In any event, informed both by my experiences playing weak 1N (10-12, 11-13, 11-14, in different expert partnerships over the past 25 years), and in playing against the weak 1N, mostly at imps, I would never give up on the penalty double in direct seat, by an unpassed hand. I have seen a lot of numbers obtained by the penalty double, although one needs to have a good agreement about follow-ups when they run, as they often do (I generally play that they cannot declare 2H or below undoubled, and that our side's first double after the penalty double is take-out oriented....if advancer has no stomach for defending, he runs from the initial double).
My advice, further, is not to stretch with the penalty double. When I played weak notrumps, I always smiled internally when I heard, as I often did, opponents saying, when finding out our range......'ok, double shows top of their range or better', especially when playing 10-12. While occasionally we'd go for a number, the light doubles often caused advancer to run when he should have passed, and even more often backfired when responder had at least half of the remaining values.
The reality is that when the values are roughly equal between the pairs, the side that gets to 1N first is usually the winner when the hands are balanced. Thus if they open 1N on 12-14 and you have 13, the odds are pretty good that you are in a bad position. Maybe at mps that is an argument for acting...if you're already getting a bad board, being wrong to act only costs you a little. But at imps, this is when disaster threatens, sometimes going for a number against a part-score or (even worse) going for a number when they would be down is a normal game.
So my advice is that, especially at imps, have a penalty double in your arsenal, and have it start 'above' their range...against 12-14 I suggest 15, but obviously some 14's are worth it: Axx KQJ9x Ax xxx is a double for sure.

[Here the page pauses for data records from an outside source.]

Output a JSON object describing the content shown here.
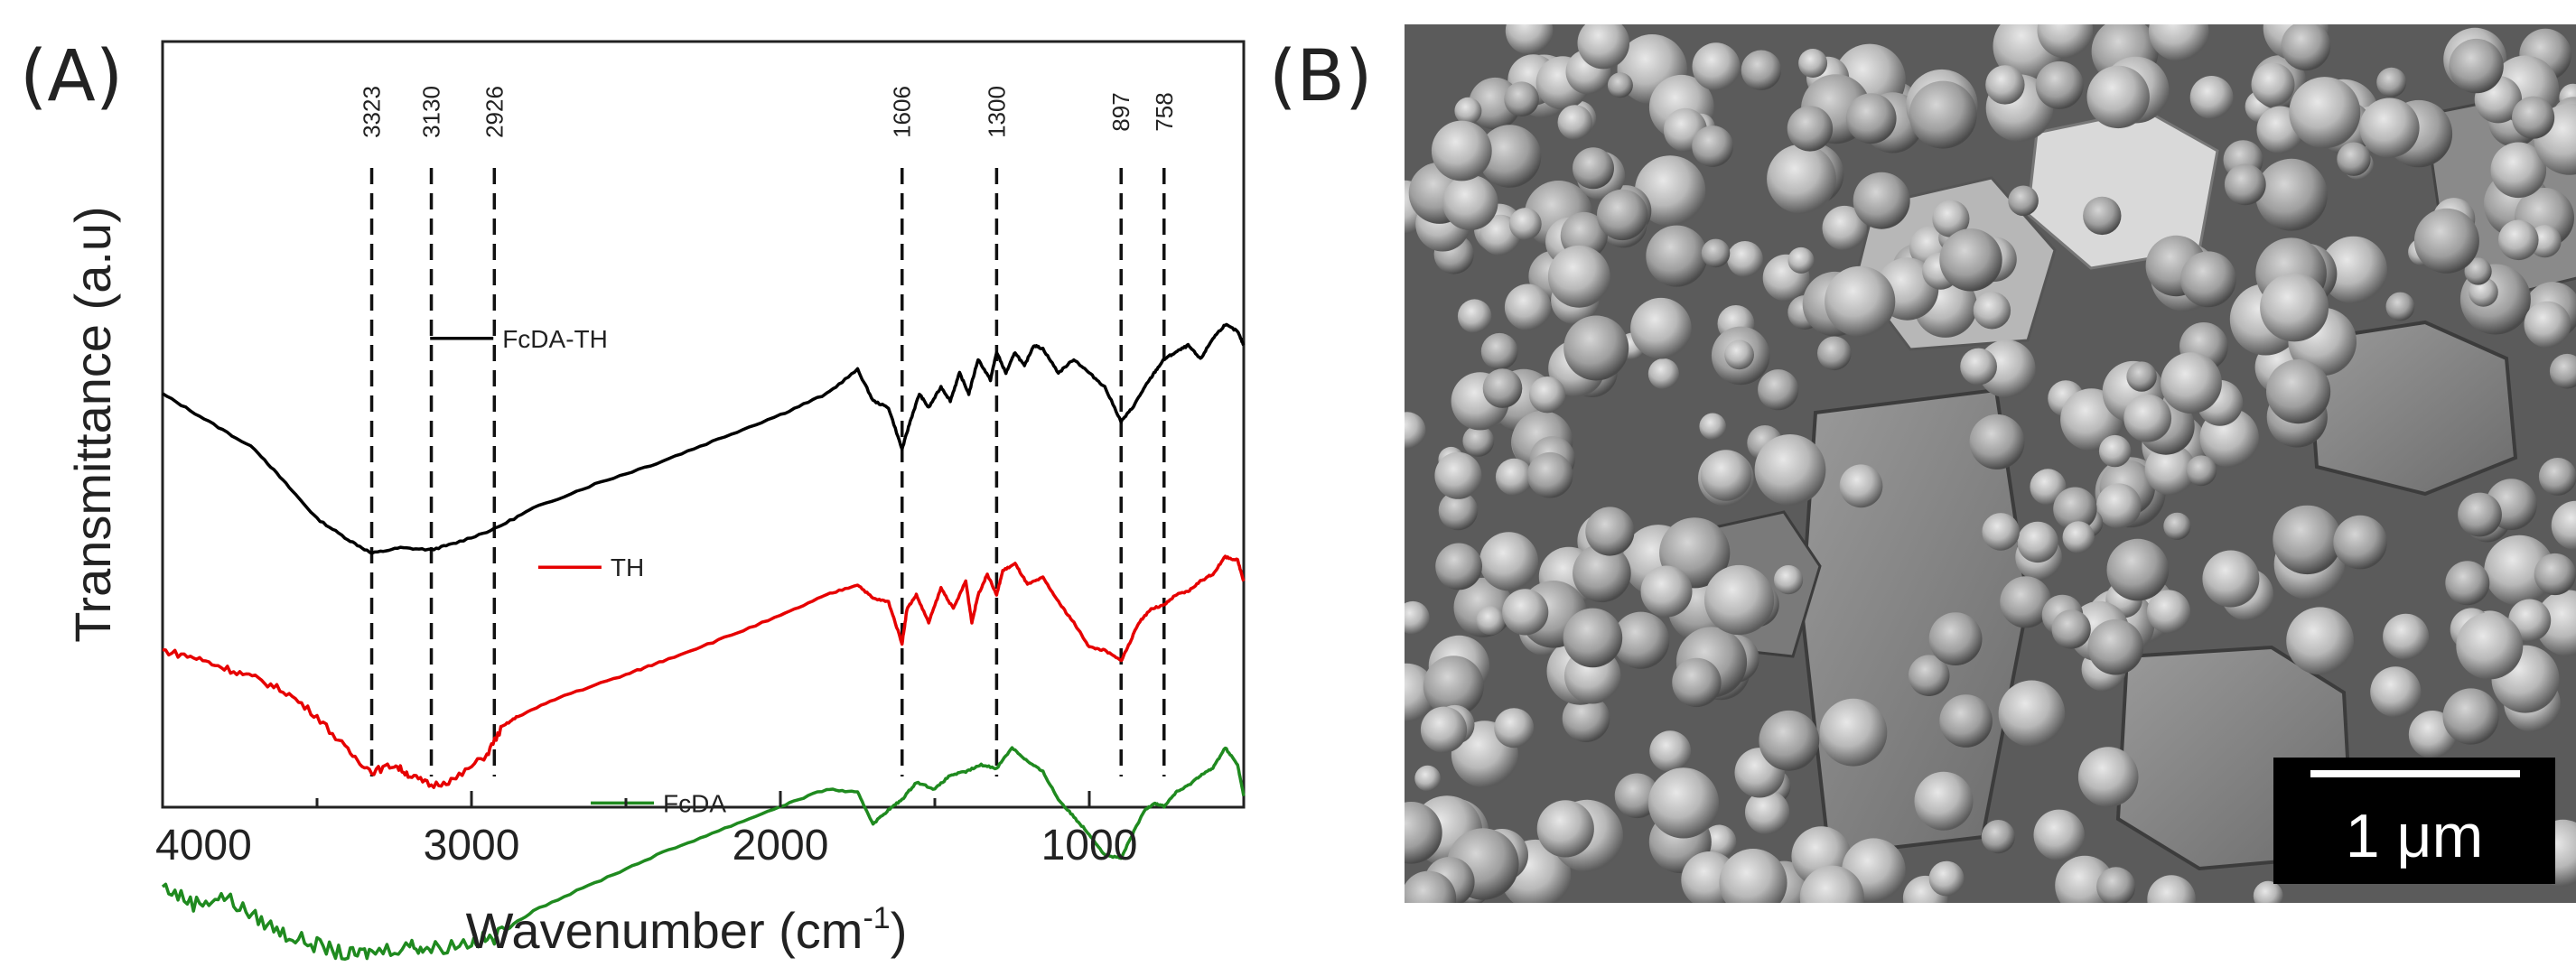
{
  "panels": {
    "a_label": "(A)",
    "b_label": "(B)"
  },
  "chart_data": {
    "type": "line",
    "xlabel": "Wavenumber (cm-1)",
    "xlabel_main": "Wavenumber (cm",
    "xlabel_sup": "-1",
    "xlabel_tail": ")",
    "ylabel": "Transmittance (a.u)",
    "xlim": [
      4000,
      500
    ],
    "x_ticks": [
      4000,
      3000,
      2000,
      1000
    ],
    "x_tick_labels": [
      "4000",
      "3000",
      "2000",
      "1000"
    ],
    "reversed_x": true,
    "y_units": "arbitrary",
    "ylim": [
      0,
      100
    ],
    "grid": false,
    "legend": "inline labels",
    "reference_lines": [
      {
        "x": 3323,
        "label": "3323"
      },
      {
        "x": 3130,
        "label": "3130"
      },
      {
        "x": 2926,
        "label": "2926"
      },
      {
        "x": 1606,
        "label": "1606"
      },
      {
        "x": 1300,
        "label": "1300"
      },
      {
        "x": 897,
        "label": "897"
      },
      {
        "x": 758,
        "label": "758"
      }
    ],
    "series": [
      {
        "name": "FcDA-TH",
        "color": "#000000",
        "label_x": 2900,
        "label_y": 93,
        "points": [
          [
            4000,
            85
          ],
          [
            3850,
            81
          ],
          [
            3700,
            77
          ],
          [
            3600,
            72
          ],
          [
            3500,
            67
          ],
          [
            3400,
            64
          ],
          [
            3323,
            62
          ],
          [
            3230,
            62.8
          ],
          [
            3130,
            62.5
          ],
          [
            3050,
            63.5
          ],
          [
            2926,
            65.5
          ],
          [
            2800,
            68.5
          ],
          [
            2600,
            72
          ],
          [
            2400,
            75
          ],
          [
            2200,
            78.5
          ],
          [
            2000,
            82
          ],
          [
            1850,
            85
          ],
          [
            1750,
            88.5
          ],
          [
            1700,
            84
          ],
          [
            1650,
            83
          ],
          [
            1606,
            77
          ],
          [
            1580,
            81
          ],
          [
            1550,
            85
          ],
          [
            1520,
            83
          ],
          [
            1480,
            86
          ],
          [
            1450,
            84
          ],
          [
            1420,
            88
          ],
          [
            1390,
            85
          ],
          [
            1360,
            90
          ],
          [
            1320,
            87
          ],
          [
            1300,
            91
          ],
          [
            1270,
            88
          ],
          [
            1240,
            91
          ],
          [
            1210,
            89
          ],
          [
            1180,
            92
          ],
          [
            1150,
            91.5
          ],
          [
            1100,
            88
          ],
          [
            1050,
            90
          ],
          [
            1000,
            88
          ],
          [
            950,
            86
          ],
          [
            897,
            81
          ],
          [
            860,
            83
          ],
          [
            820,
            86
          ],
          [
            790,
            88
          ],
          [
            758,
            90
          ],
          [
            720,
            91
          ],
          [
            680,
            92
          ],
          [
            640,
            90
          ],
          [
            600,
            93
          ],
          [
            560,
            95
          ],
          [
            520,
            94
          ],
          [
            500,
            92
          ]
        ]
      },
      {
        "name": "TH",
        "color": "#e60000",
        "label_x": 2550,
        "label_y": 60,
        "points": [
          [
            4000,
            48
          ],
          [
            3900,
            47
          ],
          [
            3800,
            45.5
          ],
          [
            3700,
            44
          ],
          [
            3600,
            42
          ],
          [
            3500,
            38.5
          ],
          [
            3400,
            33.5
          ],
          [
            3323,
            30.5
          ],
          [
            3250,
            31.5
          ],
          [
            3200,
            30
          ],
          [
            3130,
            28.5
          ],
          [
            3050,
            29.5
          ],
          [
            2950,
            33
          ],
          [
            2900,
            37
          ],
          [
            2850,
            38.5
          ],
          [
            2700,
            41.5
          ],
          [
            2500,
            44.5
          ],
          [
            2380,
            46.5
          ],
          [
            2200,
            49.5
          ],
          [
            2000,
            53
          ],
          [
            1850,
            56
          ],
          [
            1750,
            57.5
          ],
          [
            1700,
            55.5
          ],
          [
            1650,
            55
          ],
          [
            1606,
            49
          ],
          [
            1590,
            54
          ],
          [
            1560,
            56
          ],
          [
            1520,
            52
          ],
          [
            1480,
            57
          ],
          [
            1440,
            54
          ],
          [
            1400,
            58
          ],
          [
            1380,
            52
          ],
          [
            1360,
            56
          ],
          [
            1330,
            59
          ],
          [
            1300,
            56
          ],
          [
            1280,
            59.5
          ],
          [
            1240,
            60.5
          ],
          [
            1200,
            57.5
          ],
          [
            1150,
            58.5
          ],
          [
            1100,
            55
          ],
          [
            1050,
            52
          ],
          [
            1000,
            48.5
          ],
          [
            950,
            48
          ],
          [
            897,
            46.5
          ],
          [
            870,
            49
          ],
          [
            840,
            52
          ],
          [
            800,
            54
          ],
          [
            758,
            54.5
          ],
          [
            720,
            56
          ],
          [
            680,
            56.5
          ],
          [
            640,
            58
          ],
          [
            600,
            59
          ],
          [
            560,
            61.5
          ],
          [
            520,
            61
          ],
          [
            500,
            58
          ]
        ]
      },
      {
        "name": "FcDA",
        "color": "#1f8a1f",
        "label_x": 2380,
        "label_y": 26,
        "points": [
          [
            4000,
            14
          ],
          [
            3900,
            11.5
          ],
          [
            3800,
            12.5
          ],
          [
            3700,
            9.5
          ],
          [
            3600,
            7
          ],
          [
            3500,
            5.5
          ],
          [
            3400,
            4
          ],
          [
            3323,
            4.5
          ],
          [
            3200,
            5.5
          ],
          [
            3130,
            5
          ],
          [
            3000,
            6
          ],
          [
            2926,
            6.5
          ],
          [
            2800,
            10.5
          ],
          [
            2600,
            14.5
          ],
          [
            2400,
            18.5
          ],
          [
            2200,
            22
          ],
          [
            2000,
            25.5
          ],
          [
            1850,
            28
          ],
          [
            1750,
            27.5
          ],
          [
            1700,
            23
          ],
          [
            1650,
            25
          ],
          [
            1606,
            26.5
          ],
          [
            1560,
            29
          ],
          [
            1500,
            28
          ],
          [
            1450,
            30
          ],
          [
            1400,
            30.5
          ],
          [
            1350,
            31.5
          ],
          [
            1300,
            31
          ],
          [
            1250,
            34
          ],
          [
            1200,
            32
          ],
          [
            1150,
            30.5
          ],
          [
            1100,
            26.5
          ],
          [
            1050,
            24
          ],
          [
            1000,
            21.5
          ],
          [
            950,
            18.5
          ],
          [
            897,
            18
          ],
          [
            860,
            21.5
          ],
          [
            820,
            25
          ],
          [
            790,
            26
          ],
          [
            758,
            25.5
          ],
          [
            720,
            27.5
          ],
          [
            680,
            28.5
          ],
          [
            640,
            30
          ],
          [
            600,
            31
          ],
          [
            560,
            34
          ],
          [
            520,
            31.5
          ],
          [
            500,
            27
          ]
        ]
      }
    ]
  },
  "micrograph": {
    "scale_bar_label": "1 μm"
  }
}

I have tried various defences: the one I have used for some years now has double as penalty, 2C majors, 2D/H transfers, 2S minors, and 2N a good hand with a long minor, suggesting a source of tricks and some values in case partner can take a shot at 3N. When we have a 14 count or so with a 6 card minor, the odds are that we don't want to defend 2M, doubled or undoubled, very often so we avoid that via the 2N bid, which of course partner often pulls to a p/c 3C. Note that 3N often makes our way on fewer than 'normal' hcp, because one can often play nearly double-dummy on these auctions.
by a passed hand, in the unlikely event one wants to get into the auction, or in balancing seat, the only change is that double shows a good, in context, long minor, and 2N shows a 2N opening hand.
'one of the great markers of the advance of human kindness is the howls you will hear from the Men of God' Johann Hari
-- Double = 4=M + 5+m
-- 2♣ = ♥ + ♠
-- 2♦ = 6+M
-- 2♥ = 5=♥ + 4+m
-- 2♠ = 5=♠ + 4+m
-- 2N = ♣ + ♦
-- 3m = 6+ natural'
+++++++++++++++++++++++++++
IMO, Pescetom's agreements are fine. Paradoxically: Double showing 4M & 5+ m should result in more successful doubles of 1N than a strong penalty double (which is less frequent). Apollo1201 seems right that it's not much of a stretch to double on this hand, treating ♥s as 4-card. With an enormous balanced hand (much stronger than this one), I think you also have to double, anyway -- and then improvise with 2N or whatever. So double is always a bit ambiguous.